Lorsque la Tchécoslovaquie s’est effondrée en 1993 et s’est scindée en deux pays (République Tchèque et Slovaquie), les deux nouvelles entités ont rejoint le groupe de Višegrad.

La seule institution solide liée au groupe de Višegrad est le Fonds International de Višegrad qui s’occupe de distribuer des bourses pour différents projets. Le triangle de Višegrad, devenu le V4 en 1993, est comparable au Triangle de Weimar en cela que c’est une plateforme de coopération entre quatre pays d’Europe de l’est basée sur des rencontres ministérielles, rencontres gouvernementales…

Dans les années 90, les pays d’Europe de l’Est, avec la chute du mur de Berlin et la fin de l’Union Soviétique, ont commencé à montrer un intérêt plus poussé pour l’Ouest : une adhésion à l’Union Européenne par chacun des pays et l’accession à l’OTAN étaient les deux objectifs de base à l’agenda du groupe de Višegrad. Ces deux objectifs ont finalement été achevés en 2004 avec l’adhésion formelle à l’Union Européenne de ces pays.

Maintenant que ces objectifs ont été atteint, il a été compliqué pour le groupe de Višegrad de redéfinir de nouveaux objectifs – c’est, par ailleurs, une discussion qui est toujours en cours.

Q : Comment est-ce-que le groupe de Višegrad a évolué depuis 1991 ?

On peut définir trois moments marquants dans la formation et l’évolution du groupe de Višegrad : 1991, lorsque le groupe est né pour achever des objectifs communs.

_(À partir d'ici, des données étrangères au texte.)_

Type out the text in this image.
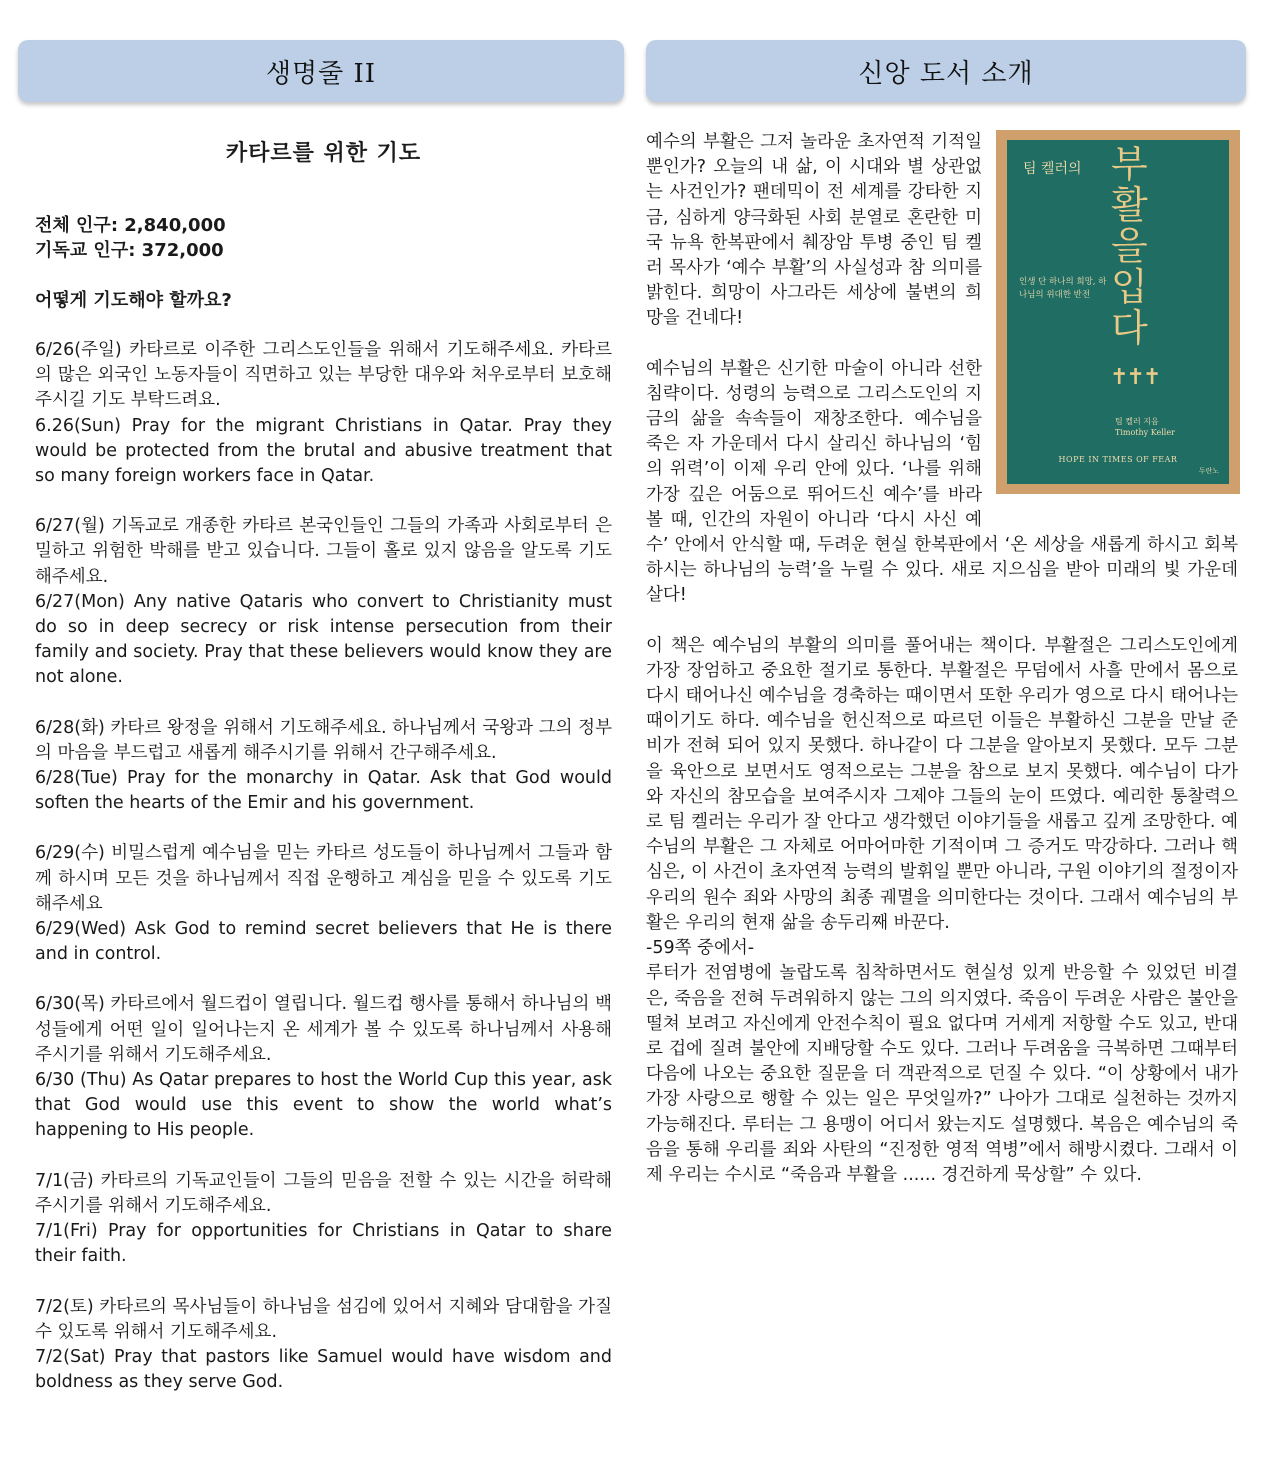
생명줄 II
카타르를 위한 기도
전체 인구: 2,840,000
기독교 인구: 372,000
어떻게 기도해야 할까요?

6/26(주일) 카타르로 이주한 그리스도인들을 위해서 기도해주세요. 카타르의 많은 외국인 노동자들이 직면하고 있는 부당한 대우와 처우로부터 보호해주시길 기도 부탁드려요.

6.26(Sun) Pray for the migrant Christians in Qatar. Pray they would be protected from the brutal and abusive treatment that so many foreign workers face in Qatar.

6/27(월) 기독교로 개종한 카타르 본국인들인 그들의 가족과 사회로부터 은밀하고 위험한 박해를 받고 있습니다. 그들이 홀로 있지 않음을 알도록 기도해주세요.

6/27(Mon) Any native Qataris who convert to Christianity must do so in deep secrecy or risk intense persecution from their family and society. Pray that these believers would know they are not alone.

6/28(화) 카타르 왕정을 위해서 기도해주세요. 하나님께서 국왕과 그의 정부의 마음을 부드럽고 새롭게 해주시기를 위해서 간구해주세요.

6/28(Tue) Pray for the monarchy in Qatar. Ask that God would soften the hearts of the Emir and his government.

6/29(수) 비밀스럽게 예수님을 믿는 카타르 성도들이 하나님께서 그들과 함께 하시며 모든 것을 하나님께서 직접 운행하고 계심을 믿을 수 있도록 기도해주세요

6/29(Wed) Ask God to remind secret believers that He is there and in control.

6/30(목) 카타르에서 월드컵이 열립니다. 월드컵 행사를 통해서 하나님의 백성들에게 어떤 일이 일어나는지 온 세계가 볼 수 있도록 하나님께서 사용해 주시기를 위해서 기도해주세요.

6/30 (Thu) As Qatar prepares to host the World Cup this year, ask that God would use this event to show the world what’s happening to His people.

7/1(금) 카타르의 기독교인들이 그들의 믿음을 전할 수 있는 시간을 허락해 주시기를 위해서 기도해주세요.

7/1(Fri) Pray for opportunities for Christians in Qatar to share their faith.

7/2(토) 카타르의 목사님들이 하나님을 섬김에 있어서 지혜와 담대함을 가질 수 있도록 위해서 기도해주세요.

7/2(Sat) Pray that pastors like Samuel would have wisdom and boldness as they serve God.

신앙 도서 소개
팀 켈러의 부활을 입다
인생 단 하나의 희망, 하나님의 위대한 반전
✝✝✝
팀 켈러 지음
Timothy Keller
HOPE IN TIMES OF FEAR
두란노

예수의 부활은 그저 놀라운 초자연적 기적일 뿐인가? 오늘의 내 삶, 이 시대와 별 상관없는 사건인가? 팬데믹이 전 세계를 강타한 지금, 심하게 양극화된 사회 분열로 혼란한 미국 뉴욕 한복판에서 췌장암 투병 중인 팀 켈러 목사가 ‘예수 부활’의 사실성과 참 의미를 밝힌다. 희망이 사그라든 세상에 불변의 희망을 건네다!

예수님의 부활은 신기한 마술이 아니라 선한 침략이다. 성령의 능력으로 그리스도인의 지금의 삶을 속속들이 재창조한다. 예수님을 죽은 자 가운데서 다시 살리신 하나님의 ‘힘의 위력’이 이제 우리 안에 있다. ‘나를 위해 가장 깊은 어둠으로 뛰어드신 예수’를 바라볼 때, 인간의 자원이 아니라 ‘다시 사신 예수’ 안에서 안식할 때, 두려운 현실 한복판에서 ‘온 세상을 새롭게 하시고 회복하시는 하나님의 능력’을 누릴 수 있다. 새로 지으심을 받아 미래의 빛 가운데 살다!

이 책은 예수님의 부활의 의미를 풀어내는 책이다. 부활절은 그리스도인에게 가장 장엄하고 중요한 절기로 통한다. 부활절은 무덤에서 사흘 만에서 몸으로 다시 태어나신 예수님을 경축하는 때이면서 또한 우리가 영으로 다시 태어나는 때이기도 하다. 예수님을 헌신적으로 따르던 이들은 부활하신 그분을 만날 준비가 전혀 되어 있지 못했다. 하나같이 다 그분을 알아보지 못했다. 모두 그분을 육안으로 보면서도 영적으로는 그분을 참으로 보지 못했다. 예수님이 다가와 자신의 참모습을 보여주시자 그제야 그들의 눈이 뜨였다. 예리한 통찰력으로 팀 켈러는 우리가 잘 안다고 생각했던 이야기들을 새롭고 깊게 조망한다. 예수님의 부활은 그 자체로 어마어마한 기적이며 그 증거도 막강하다. 그러나 핵심은, 이 사건이 초자연적 능력의 발휘일 뿐만 아니라, 구원 이야기의 절정이자 우리의 원수 죄와 사망의 최종 궤멸을 의미한다는 것이다. 그래서 예수님의 부활은 우리의 현재 삶을 송두리째 바꾼다.

-59쪽 중에서-

루터가 전염병에 놀랍도록 침착하면서도 현실성 있게 반응할 수 있었던 비결은, 죽음을 전혀 두려워하지 않는 그의 의지였다. 죽음이 두려운 사람은 불안을 떨쳐 보려고 자신에게 안전수칙이 필요 없다며 거세게 저항할 수도 있고, 반대로 겁에 질려 불안에 지배당할 수도 있다. 그러나 두려움을 극복하면 그때부터 다음에 나오는 중요한 질문을 더 객관적으로 던질 수 있다. “이 상황에서 내가 가장 사랑으로 행할 수 있는 일은 무엇일까?” 나아가 그대로 실천하는 것까지 가능해진다. 루터는 그 용맹이 어디서 왔는지도 설명했다. 복음은 예수님의 죽음을 통해 우리를 죄와 사탄의 “진정한 영적 역병”에서 해방시켰다. 그래서 이제 우리는 수시로 “죽음과 부활을 ...... 경건하게 묵상할” 수 있다.
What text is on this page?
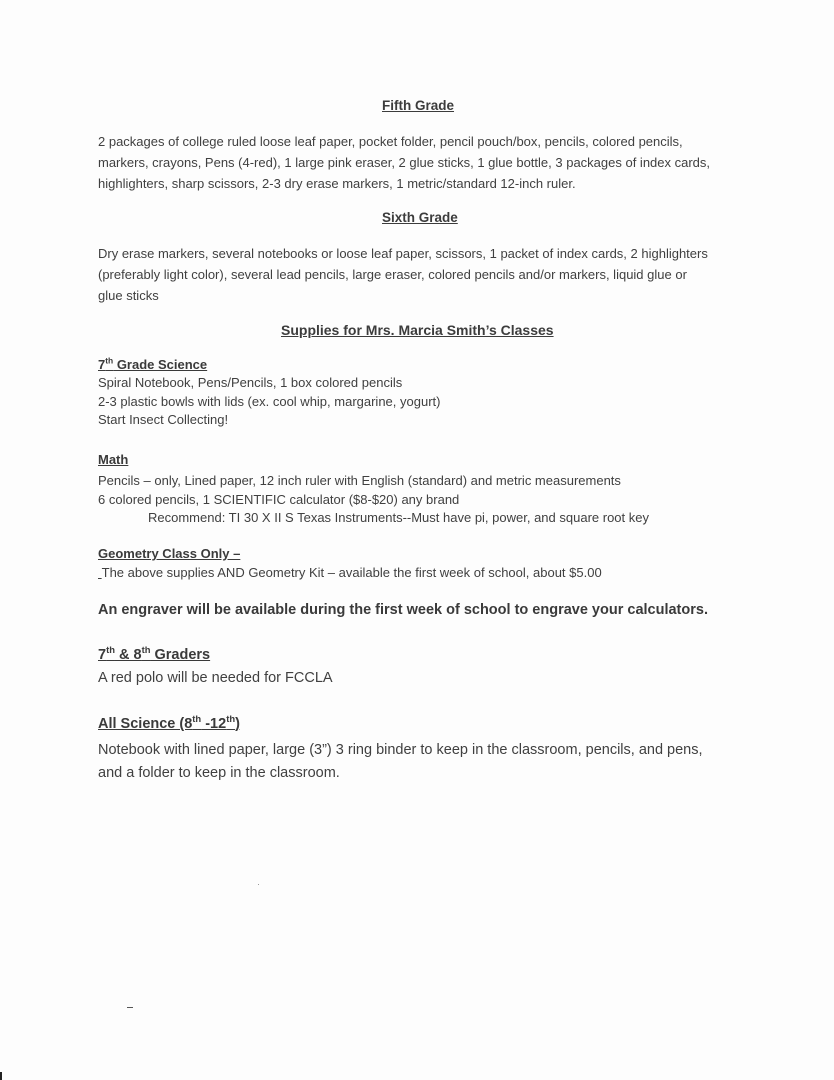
Fifth Grade
2 packages of college ruled loose leaf paper, pocket folder, pencil pouch/box, pencils, colored pencils,
markers, crayons, Pens (4-red), 1 large pink eraser, 2 glue sticks, 1 glue bottle, 3 packages of index cards,
highlighters, sharp scissors, 2-3 dry erase markers, 1 metric/standard 12-inch ruler.
Sixth Grade
Dry erase markers, several notebooks or loose leaf paper, scissors, 1 packet of index cards, 2 highlighters
(preferably light color), several lead pencils, large eraser, colored pencils and/or markers, liquid glue or
glue sticks
Supplies for Mrs. Marcia Smith’s Classes
7th Grade Science
Spiral Notebook, Pens/Pencils, 1 box colored pencils
2-3 plastic bowls with lids (ex. cool whip, margarine, yogurt)
Start Insect Collecting!
Math
Pencils – only, Lined paper, 12 inch ruler with English (standard) and metric measurements
6 colored pencils, 1 SCIENTIFIC calculator ($8-$20) any brand
Recommend: TI 30 X II S Texas Instruments--Must have pi, power, and square root key
Geometry Class Only –
The above supplies AND Geometry Kit – available the first week of school, about $5.00
An engraver will be available during the first week of school to engrave your calculators.
7th & 8th Graders
A red polo will be needed for FCCLA
All Science (8th -12th)
Notebook with lined paper, large (3”) 3 ring binder to keep in the classroom, pencils, and pens,
and a folder to keep in the classroom.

En 2004, lorsque les quatre pays ont finalement joint l’Europe, qui était, je le rappelle, l’un des objectifs formateurs du groupe de Višegrad.

Puis, à partir de 2014, la crise des réfugiés, qui est toujours en cours : le groupe de Višegrad a dit non aux quotas proposés par l’Europe sur ce sujet et donc nous pouvons voir, à ce moment-là, une cohésion de pensée sur le sujet, une position commune et forte émerger pour la première fois. Je dirais que c’est l’un des moments qui a aidé le groupe de Višegrad à définir de nouveaux objectifs pour eux-mêmes et pour revitaliser leur intérêt pour le groupe.

Il faut bien comprendre que, à l’instar du Triangle de Weimar, le groupe de Višegrad n’est pas institutionnalisé. Cependant, le groupe de Višegrad permet aux quatre pays de faire entendre leur voix de façon plus ferme que lorsqu’ils font des propositions individuellement.

Q : Parlons maintenant du groupe de Višegrad qui s’affirme dans leurs propositions sur la scène européenne. Va-t-on entendre parler de plus en plus du groupe ?

En Septembre 2016 s’est déroulé le fameux sommet européen à Bratislava où le groupe de Višegrad a fait une déclaration commune. Donc, on peut dire que le groupe de Višegrad est en train d’essayer de marquer des points sur la scène européenne. Nous pouvons, par exemple, parler du concept de “solidarité flexible”, que le groupe de Višegrad a mentionné durant cette déclaration commune.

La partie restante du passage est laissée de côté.